The regulation of KCC2 by m-calpain is independent on [Ca²⁺]_i but is related to KCC2 endocytosis. (A) BAPTA is able to reverse 0 Mg²⁺ induced mKCC2 down-regulation, but failed to reverse BDNF induced mKCC2 down-regulation. (B) BAPTA partially reverses the 0 Mg²⁺ induced, but not BDNF induced Changes in cytoplasmic KCC2 (cKCC2) down-regulation. (C) Phosphor-serine level of m-calpain from 0 Mg²⁺, 0 Mg²⁺ + BAPTA, BDNF and BDNF + BAPTA treated slices. BAPTA intervention partially reverses the 0 Mg²⁺ induced, but not BDNF induced the increase of phosphor-serine level of m-calpain. (D–E) Tautomycetin (TMC) can reverse KCC2 down-regulation in plasm membrane (left), but the expression of KCC2 in cytoplasm remained significantly lower than DMSO group (right). In TMC + PD98059 co-treated group the expression of KCC2 is rescued to control level. *p < 0.05, **p < 0.01 compared with Ctrl group; ^#p < 0.05, ^##p < 0.01 compared with either 0 Mg²⁺ group.

Figure 5

SL-327 intervention improved the incoming seizure induced by PTZ in freely moving rats. (A) Typical EEG recording traces from SL-327 pre-treated rats. The lower traces are an enlarged drawing from the dashed boxes of upper traces. (B) EEG power from the recording of above trace was plotted against time, from PTZ administration to the following 30 min. The intensity of high frequency firing has been increasing in the first 10 min, but never reached to HAFDs during 30 min analysis in comparison with PTZ control rat described in Figure 1A. (C) Rate of animal with bursts and HAFDs from the two treating groups. (D,E) The static behavioral seizure scores over the 30 min period from the PTZ alone and PTZ + SL-327 groups illustrated in panel. (F) Proportion of rats with different seizure score.
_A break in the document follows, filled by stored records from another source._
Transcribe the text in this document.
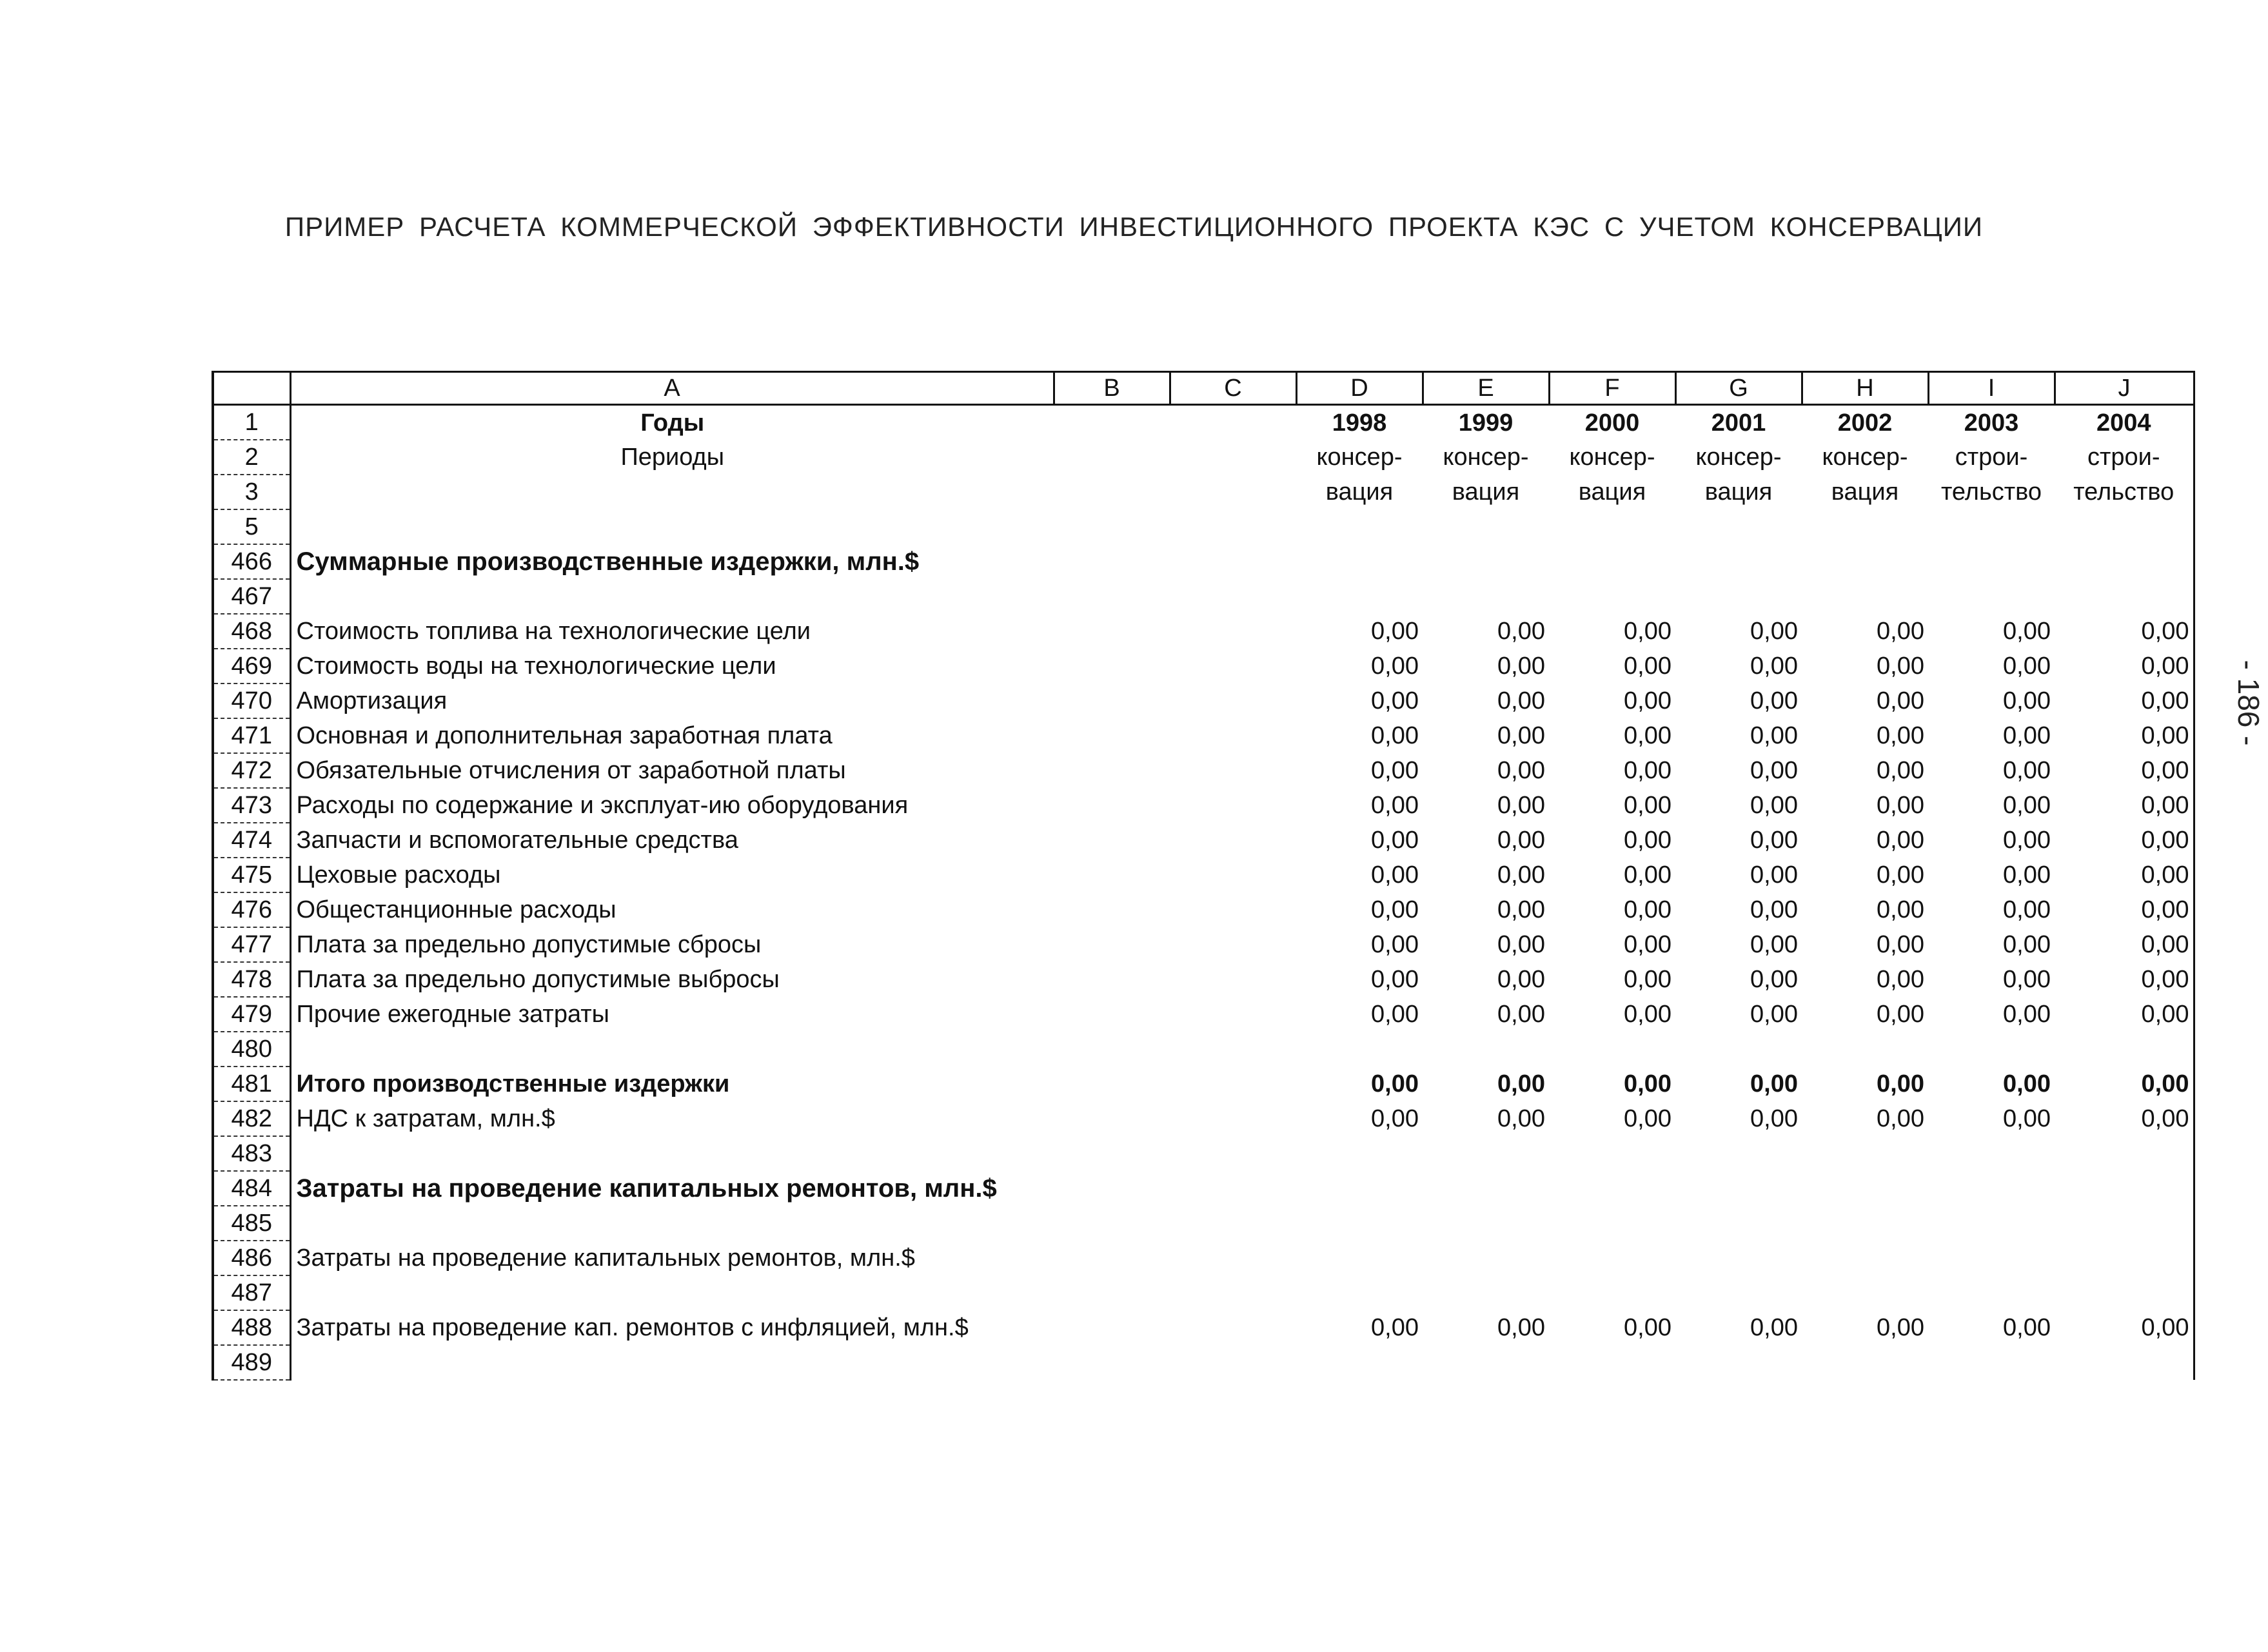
ПРИМЕР РАСЧЕТА КОММЕРЧЕСКОЙ ЭФФЕКТИВНОСТИ ИНВЕСТИЦИОННОГО ПРОЕКТА КЭС С УЧЕТОМ КОНСЕРВАЦИИ
- 186 -
	A	B	C	D	E	F	G	H	I	J
1	Годы			1998	1999	2000	2001	2002	2003	2004
2	Периоды			консер-	консер-	консер-	консер-	консер-	строи-	строи-
3				вация	вация	вация	вация	вация	тельство	тельство
5										
466	Суммарные производственные издержки, млн.$									
467										
468	Стоимость топлива на технологические цели			0,00	0,00	0,00	0,00	0,00	0,00	0,00
469	Стоимость воды на технологические цели			0,00	0,00	0,00	0,00	0,00	0,00	0,00
470	Амортизация			0,00	0,00	0,00	0,00	0,00	0,00	0,00
471	Основная и дополнительная заработная плата			0,00	0,00	0,00	0,00	0,00	0,00	0,00
472	Обязательные отчисления от заработной платы			0,00	0,00	0,00	0,00	0,00	0,00	0,00
473	Расходы по содержание и эксплуат-ию оборудования			0,00	0,00	0,00	0,00	0,00	0,00	0,00
474	Запчасти и вспомогательные средства			0,00	0,00	0,00	0,00	0,00	0,00	0,00
475	Цеховые расходы			0,00	0,00	0,00	0,00	0,00	0,00	0,00
476	Общестанционные расходы			0,00	0,00	0,00	0,00	0,00	0,00	0,00
477	Плата за предельно допустимые сбросы			0,00	0,00	0,00	0,00	0,00	0,00	0,00
478	Плата за предельно допустимые выбросы			0,00	0,00	0,00	0,00	0,00	0,00	0,00
479	Прочие ежегодные затраты			0,00	0,00	0,00	0,00	0,00	0,00	0,00
480										
481	Итого производственные издержки			0,00	0,00	0,00	0,00	0,00	0,00	0,00
482	НДС к затратам, млн.$			0,00	0,00	0,00	0,00	0,00	0,00	0,00
483										
484	Затраты на проведение капитальных ремонтов, млн.$									
485										
486	Затраты на проведение капитальных ремонтов, млн.$									
487										
488	Затраты на проведение кап. ремонтов с инфляцией, млн.$			0,00	0,00	0,00	0,00	0,00	0,00	0,00
489										
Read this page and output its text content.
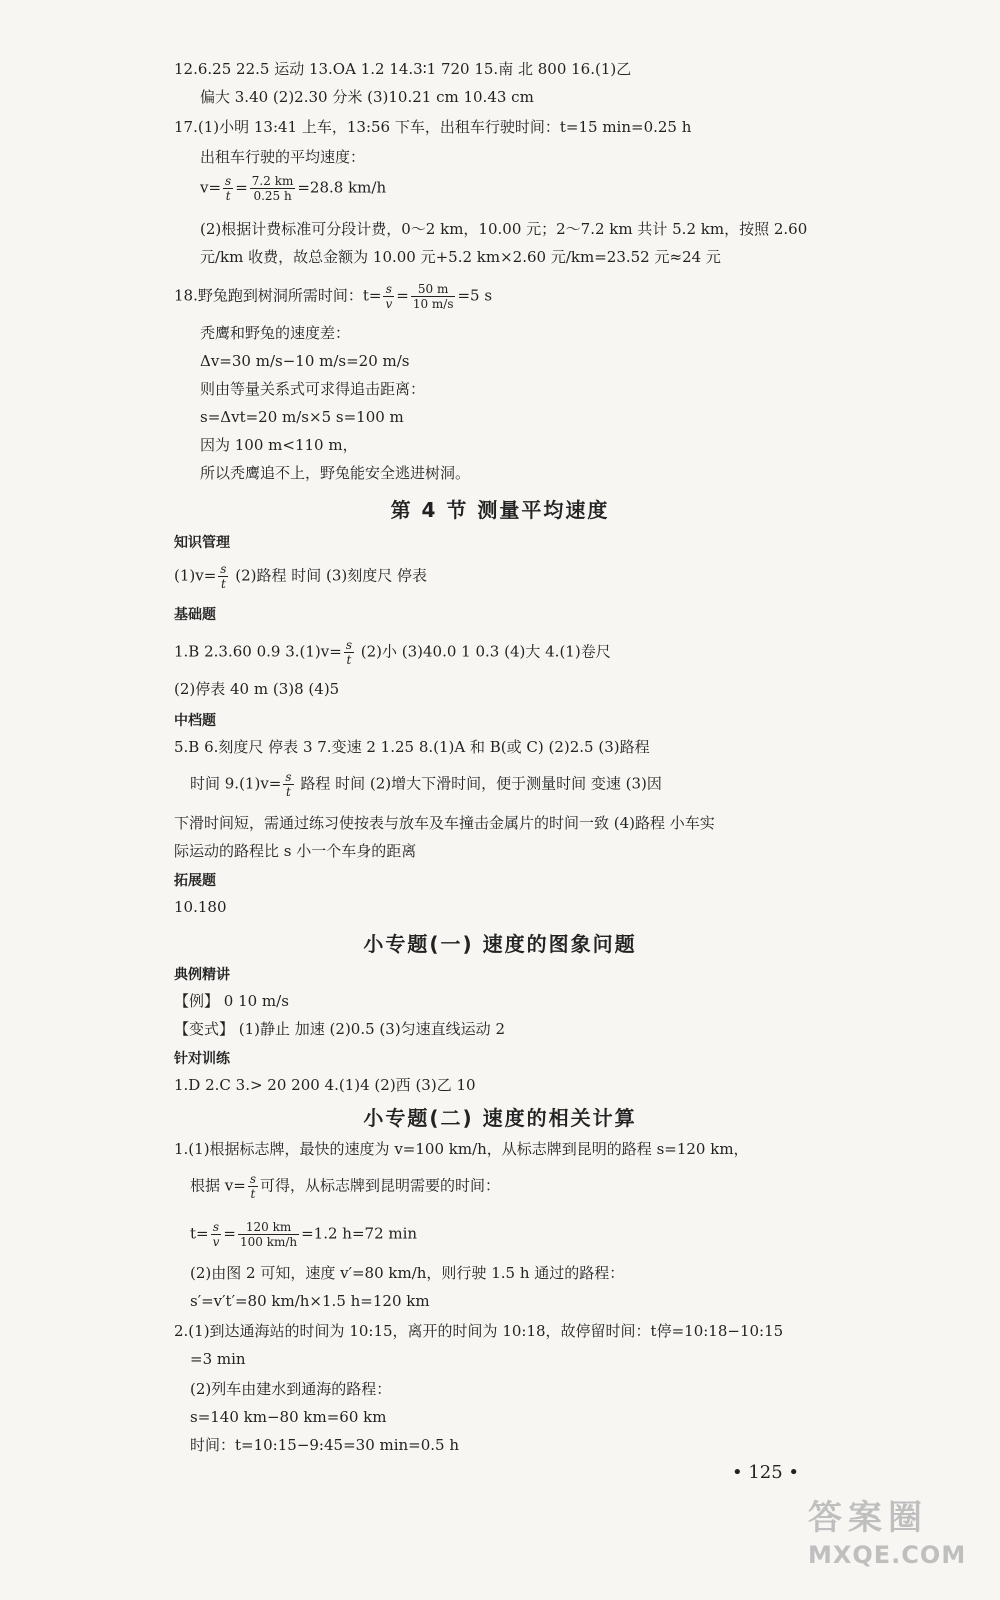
12.6.25 22.5 运动 13.OA 1.2 14.3∶1 720 15.南 北 800 16.(1)乙
偏大 3.40 (2)2.30 分米 (3)10.21 cm 10.43 cm
17.(1)小明 13:41 上车，13:56 下车，出租车行驶时间：t=15 min=0.25 h
出租车行驶的平均速度：
$v= \frac{s}{t} = \frac{7.2 km}{0.25 h} =28.8$ km/h
(2)根据计费标准可分段计费，0～2 km，10.00 元；2～7.2 km 共计 5.2 km，按照 2.60
元/km 收费，故总金额为 10.00 元+5.2 km×2.60 元/km=23.52 元≈24 元
18.野兔跑到树洞所需时间：$t= \frac{s}{v} = \frac{50 m}{10 m/s} =5$ s
秃鹰和野兔的速度差：
Δv=30 m/s−10 m/s=20 m/s
则由等量关系式可求得追击距离：
s=Δvt=20 m/s×5 s=100 m
因为 100 m<110 m，
所以秃鹰追不上，野兔能安全逃进树洞。
第 4 节 测量平均速度
知识管理
$(1)v= \frac{s}{t} (2)$路程 时间 (3)刻度尺 停表
基础题
1.B 2.3.60 0.9 $3.(1)v= \frac{s}{t} (2)$小 (3)40.0 1 0.3 (4)大 4.(1)卷尺
(2)停表 40 m (3)8 (4)5
中档题
5.B 6.刻度尺 停表 3 7.变速 2 1.25 8.(1)A 和 B(或 C) (2)2.5 (3)路程
时间 $9.(1)v= \frac{s}{t}$ 路程 时间 (2)增大下滑时间，便于测量时间 变速 (3)因
下滑时间短，需通过练习使按表与放车及车撞击金属片的时间一致 (4)路程 小车实
际运动的路程比 s 小一个车身的距离
拓展题
10.180
小专题(一) 速度的图象问题
典例精讲
【例】 0 10 m/s
【变式】 (1)静止 加速 (2)0.5 (3)匀速直线运动 2
针对训练
1.D 2.C 3.> 20 200 4.(1)4 (2)西 (3)乙 10
小专题(二) 速度的相关计算
1.(1)根据标志牌，最快的速度为 v=100 km/h，从标志牌到昆明的路程 s=120 km，
根据 $v= \frac{s}{t}$ 可得，从标志牌到昆明需要的时间：
$t= \frac{s}{v} = \frac{120 km}{100 km/h} =1.2$ h=72 min
(2)由图 2 可知，速度 v′=80 km/h，则行驶 1.5 h 通过的路程：
s′=v′t′=80 km/h×1.5 h=120 km
2.(1)到达通海站的时间为 10:15，离开的时间为 10:18，故停留时间：t停=10:18−10:15
=3 min
(2)列车由建水到通海的路程：
s=140 km−80 km=60 km
时间：t=10:15−9:45=30 min=0.5 h
• 125 •
答案圈
MXQE.COM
R3 and R5 represent the seizure score of Racine3 and Racine5, respectively. (G) The average of the maximal behavior scores for rats from either PTZ or SL-327 group. *p < 0.05 compared with PTZ group.

Figure 6

Drawing diagram showing the cellular mechanism of m-calpain phosphorylation involvement in seizure onset induced KCC2 down regulation. Both endocytosis and TrkB-MAPK/ERK–m-calpain pathways regulated KCC2 level in neurons.